Cue me dying. At the end of said date, robin asked if a hug was ok (right after I made the best pun of my life about kissing) and it was VERY okay and I clung for dear life and it was wonderful.
The weekend after this, I was traveling internationally during what was hyped up to be a VERY BIG STORM to get up to canada for @limes-and-kiwis birthday. I was told by many Not to go, but I’m a stubborn fuck. Robin texted me and was VERY FLIRTATIOUS when I was on my way up saying I had to stay safe! For our second date!! And this text made me so excited I literally had to stop by my work on my way up and show the text to my manager and I was dead!!!!
i of course made it safely and had a wonderful time with casey. Me, being gay, at one point had to go through robin’s selfie tag to show Casey, and I passed her my phone. Immediately after i had the realization that my best friend was an untrustworthy wingman and I was a dead man. I of course get my phone back with EVERY SELFIE OF ROBINS FOR THE LAST YEAR, LIKED, and of course casey is extremely proud of herself and smug as all hell. Me, being mortified, of course had to send a very embarrassing “IT WASN’T ME STALKING THROUGH YOUR PHOTOS I CAN EXPLAIN” message to robin over snapchat, which opened a new can of worms and was a cue for MUCH MUCH MORE FLIRTING.
we of course went on a second date after I got back, and also ran into eachother at the grocery store a few days later which I gave robin a ride home from and got a kiss on the cheek. I was grinning for hours afterwards and my boss made fun of me.

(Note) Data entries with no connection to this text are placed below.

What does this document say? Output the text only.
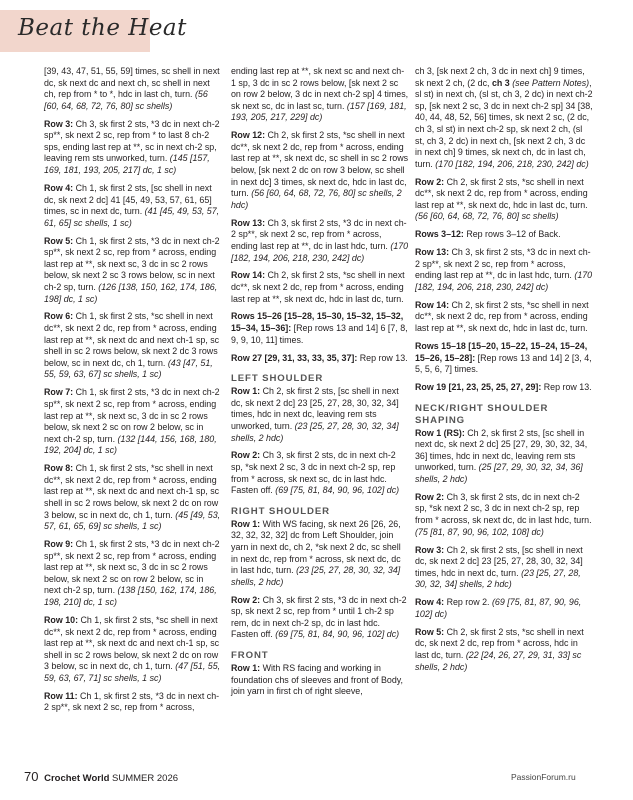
Beat the Heat
[39, 43, 47, 51, 55, 59] times, sc shell in next dc, sk next dc and next ch, sc shell in next ch, rep from * to *, hdc in last ch, turn. (56 [60, 64, 68, 72, 76, 80] sc shells)
Row 3: Ch 3, sk first 2 sts, *3 dc in next ch-2 sp**, sk next 2 sc, rep from * to last 8 ch-2 sps, ending last rep at **, sc in next ch-2 sp, leaving rem sts unworked, turn. (145 [157, 169, 181, 193, 205, 217] dc, 1 sc)
Row 4: Ch 1, sk first 2 sts, [sc shell in next dc, sk next 2 dc] 41 [45, 49, 53, 57, 61, 65] times, sc in next dc, turn. (41 [45, 49, 53, 57, 61, 65] sc shells, 1 sc)
Row 5: Ch 1, sk first 2 sts, *3 dc in next ch-2 sp**, sk next 2 sc, rep from * across, ending last rep at **, sk next sc, 3 dc in sc 2 rows below, sk next 2 sc 3 rows below, sc in next ch-2 sp, turn. (126 [138, 150, 162, 174, 186, 198] dc, 1 sc)
Row 6: Ch 1, sk first 2 sts, *sc shell in next dc**, sk next 2 dc, rep from * across, ending last rep at **, sk next dc and next ch-1 sp, sc shell in sc 2 rows below, sk next 2 dc 3 rows below, sc in next dc, ch 1, turn. (43 [47, 51, 55, 59, 63, 67] sc shells, 1 sc)
Row 7: Ch 1, sk first 2 sts, *3 dc in next ch-2 sp**, sk next 2 sc, rep from * across, ending last rep at **, sk next sc, 3 dc in sc 2 rows below, sk next 2 sc on row 2 below, sc in next ch-2 sp, turn. (132 [144, 156, 168, 180, 192, 204] dc, 1 sc)
Row 8: Ch 1, sk first 2 sts, *sc shell in next dc**, sk next 2 dc, rep from * across, ending last rep at **, sk next dc and next ch-1 sp, sc shell in sc 2 rows below, sk next 2 dc on row 3 below, sc in next dc, ch 1, turn. (45 [49, 53, 57, 61, 65, 69] sc shells, 1 sc)
Row 9: Ch 1, sk first 2 sts, *3 dc in next ch-2 sp**, sk next 2 sc, rep from * across, ending last rep at **, sk next sc, 3 dc in sc 2 rows below, sk next 2 sc on row 2 below, sc in next ch-2 sp, turn. (138 [150, 162, 174, 186, 198, 210] dc, 1 sc)
Row 10: Ch 1, sk first 2 sts, *sc shell in next dc**, sk next 2 dc, rep from * across, ending last rep at **, sk next dc and next ch-1 sp, sc shell in sc 2 rows below, sk next 2 dc on row 3 below, sc in next dc, ch 1, turn. (47 [51, 55, 59, 63, 67, 71] sc shells, 1 sc)
Row 11: Ch 1, sk first 2 sts, *3 dc in next ch-2 sp**, sk next 2 sc, rep from * across,
ending last rep at **, sk next sc and next ch-1 sp, 3 dc in sc 2 rows below, [sk next 2 sc on row 2 below, 3 dc in next ch-2 sp] 4 times, sk next sc, dc in last sc, turn. (157 [169, 181, 193, 205, 217, 229] dc)
Row 12: Ch 2, sk first 2 sts, *sc shell in next dc**, sk next 2 dc, rep from * across, ending last rep at **, sk next dc, sc shell in sc 2 rows below, [sk next 2 dc on row 3 below, sc shell in next dc] 3 times, sk next dc, hdc in last dc, turn. (56 [60, 64, 68, 72, 76, 80] sc shells, 2 hdc)
Row 13: Ch 3, sk first 2 sts, *3 dc in next ch-2 sp**, sk next 2 sc, rep from * across, ending last rep at **, dc in last hdc, turn. (170 [182, 194, 206, 218, 230, 242] dc)
Row 14: Ch 2, sk first 2 sts, *sc shell in next dc**, sk next 2 dc, rep from * across, ending last rep at **, sk next dc, hdc in last dc, turn.
Rows 15–26 [15–28, 15–30, 15–32, 15–32, 15–34, 15–36]: [Rep rows 13 and 14] 6 [7, 8, 9, 9, 10, 11] times.
Row 27 [29, 31, 33, 33, 35, 37]: Rep row 13.
LEFT SHOULDER
Row 1: Ch 2, sk first 2 sts, [sc shell in next dc, sk next 2 dc] 23 [25, 27, 28, 30, 32, 34] times, hdc in next dc, leaving rem sts unworked, turn. (23 [25, 27, 28, 30, 32, 34] shells, 2 hdc)
Row 2: Ch 3, sk first 2 sts, dc in next ch-2 sp, *sk next 2 sc, 3 dc in next ch-2 sp, rep from * across, sk next sc, dc in last hdc. Fasten off. (69 [75, 81, 84, 90, 96, 102] dc)
RIGHT SHOULDER
Row 1: With WS facing, sk next 26 [26, 26, 32, 32, 32, 32] dc from Left Shoulder, join yarn in next dc, ch 2, *sk next 2 dc, sc shell in next dc, rep from * across, sk next dc, dc in last hdc, turn. (23 [25, 27, 28, 30, 32, 34] shells, 2 hdc)
Row 2: Ch 3, sk first 2 sts, *3 dc in next ch-2 sp, sk next 2 sc, rep from * until 1 ch-2 sp rem, dc in next ch-2 sp, dc in last hdc. Fasten off. (69 [75, 81, 84, 90, 96, 102] dc)
FRONT
Row 1: With RS facing and working in foundation chs of sleeves and front of Body, join yarn in first ch of right sleeve,
ch 3, [sk next 2 ch, 3 dc in next ch] 9 times, sk next 2 ch, (2 dc, ch 3 (see Pattern Notes), sl st) in next ch, (sl st, ch 3, 2 dc) in next ch-2 sp, [sk next 2 sc, 3 dc in next ch-2 sp] 34 [38, 40, 44, 48, 52, 56] times, sk next 2 sc, (2 dc, ch 3, sl st) in next ch-2 sp, sk next 2 ch, (sl st, ch 3, 2 dc) in next ch, [sk next 2 ch, 3 dc in next ch] 9 times, sk next ch, dc in last ch, turn. (170 [182, 194, 206, 218, 230, 242] dc)
Row 2: Ch 2, sk first 2 sts, *sc shell in next dc**, sk next 2 dc, rep from * across, ending last rep at **, sk next dc, hdc in last dc, turn. (56 [60, 64, 68, 72, 76, 80] sc shells)
Rows 3–12: Rep rows 3–12 of Back.
Row 13: Ch 3, sk first 2 sts, *3 dc in next ch-2 sp**, sk next 2 sc, rep from * across, ending last rep at **, dc in last hdc, turn. (170 [182, 194, 206, 218, 230, 242] dc)
Row 14: Ch 2, sk first 2 sts, *sc shell in next dc**, sk next 2 dc, rep from * across, ending last rep at **, sk next dc, hdc in last dc, turn.
Rows 15–18 [15–20, 15–22, 15–24, 15–24, 15–26, 15–28]: [Rep rows 13 and 14] 2 [3, 4, 5, 5, 6, 7] times.
Row 19 [21, 23, 25, 25, 27, 29]: Rep row 13.
NECK/RIGHT SHOULDER SHAPING
Row 1 (RS): Ch 2, sk first 2 sts, [sc shell in next dc, sk next 2 dc] 25 [27, 29, 30, 32, 34, 36] times, hdc in next dc, leaving rem sts unworked, turn. (25 [27, 29, 30, 32, 34, 36] shells, 2 hdc)
Row 2: Ch 3, sk first 2 sts, dc in next ch-2 sp, *sk next 2 sc, 3 dc in next ch-2 sp, rep from * across, sk next dc, dc in last hdc, turn. (75 [81, 87, 90, 96, 102, 108] dc)
Row 3: Ch 2, sk first 2 sts, [sc shell in next dc, sk next 2 dc] 23 [25, 27, 28, 30, 32, 34] times, hdc in next dc, turn. (23 [25, 27, 28, 30, 32, 34] shells, 2 hdc)
Row 4: Rep row 2. (69 [75, 81, 87, 90, 96, 102] dc)
Row 5: Ch 2, sk first 2 sts, *sc shell in next dc, sk next 2 dc, rep from * across, hdc in last dc, turn. (22 [24, 26, 27, 29, 31, 33] sc shells, 2 hdc)
70 Crochet World SUMMER 2026	PassionForum.ru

eventually at the party with robin’s friends, I flirted A LOT and we were very affectionate and at one point a friend said we very very cute and asked how long we had been dating. We looked at eachother and I was like “ok so this is official? We’re gfs?? Yeah?” And robin agreed and we were OFFICIAL. GFS. THE ONES YOU KNOW AND LOVE. and the rest of the night was very very good and cuddly and I was the happiest I had been in a while.
the relationship really only got better and better from there. Robin is SO supportive and so loving and smart and I adore them so so much. They make me feel safe and appreciated and I can only hope I do the same. Robin touched on A Lot in their post and described things better than I ever could but like. It’s true. Everything is just… better.
robin’s February Thing was also accompanied by Laura’s February Thing, and so we both had very bad brains at the time and being silly, had a hard time reaching out. But the next day when I found out what was going on, I had a moment of clarity. Sure I was terrified of reaching out, and being rejected, or having a fight, but I realized I couldn’t risk losing what I have with robin. It’s grown to be everything to me and i knew I had to see them no matter what and I did and it was so healing and good and I’ll never regret just marching across campus to their dorm.
but anyway. This got long. Basically I’m very much in love and will never shut up about it. @flovvright is the light of my life and every moment I spend with robin is perfect. Because we fit so perfectly together and it’s just… It’s good. It’s real good. I never thought I’d be at this point and it constantly amazes me. I don’t know what else to say but rest assured there’s a lot left unsaid and I just want my girlfriend to know how much they mean the absolute world to me and how they just consistently make my life a better life no matter how hard things get.